Да, Леонтов, кумир молодости. Он вспомнил его каркающий голос, свои стихи, Ленку Стукалову, пожизненный шрам на сердце, и следом, конечно, Гальперина. Вспомнил Элика Шадрова и свою детскую ревность: у того вдруг напечатали подборку в «Новом мире»…
А вот эту Таню помнил нетвердо, осталось только на краешке памяти теплое звукосочетание — Таня Мельцер — и ощущение, что целовались. Да, целовались, конечно, с кем он там не целовался! У него был табун поклонниц в этой студии, у юного гения, а что он гений, было решено с самого начала. Гений, любимчик и мартовский внесезонный кот в законе.
Четверть века прошла, блин.
Далеко внизу, на краю избитого морем пляжа, в слабом круге одинокого фонаря, пыталась взлететь пальма.

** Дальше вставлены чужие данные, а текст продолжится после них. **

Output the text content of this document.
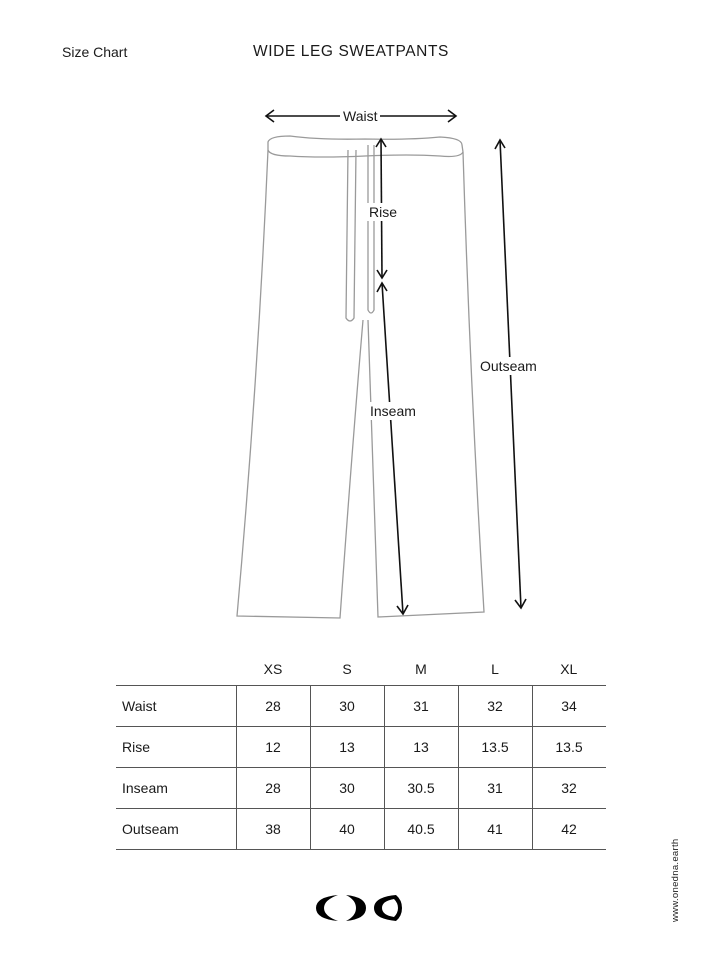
Size Chart	WIDE LEG SWEATPANTS
Waist
Rise
Inseam
Outseam
	XS	S	M	L	XL
Waist	28	30	31	32	34
Rise	12	13	13	13.5	13.5
Inseam	28	30	30.5	31	32
Outseam	38	40	40.5	41	42
www.onedna.earth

Какого рожна, подумал Савельев. Ностальгия пробила, любви захотелось напоследок… Да, думал он, плавя лбом стекло оконное и успевая изойти тоской оттого, что эта строка не его; да, любви! И ведь успел даже придумать, что она любила его всю жизнь, эта Таня Мельцер! А с чего вдруг женщина после смерти мужа отыскивает друга юности и зовет его приехать?
А еще — ее знакомая, поклонница таланта, узнала об их старой дружбе и ищет встречи с Савельевым: не против ли он поужинать? Когда он был против молодых поклонниц? Вот и рванул навстречу сюжету, на сердечный авось.
А она прислала в аэропорт болтуна-неряху в кипе: «Таню вызвали на работу, она просит прощения, она потом вам позвонит».
От присланного остро пахло потом. Савельев довольно демонстративно приоткрыл окно, но чудак даже не заметил этого и всю дорогу терзал разговорами о литературе: что вы думаете о том, об этом… Дико раздражали Савельева эти расспросы, — главным образом потому, что самого Савельева костлявый в кипе даже не упомянул!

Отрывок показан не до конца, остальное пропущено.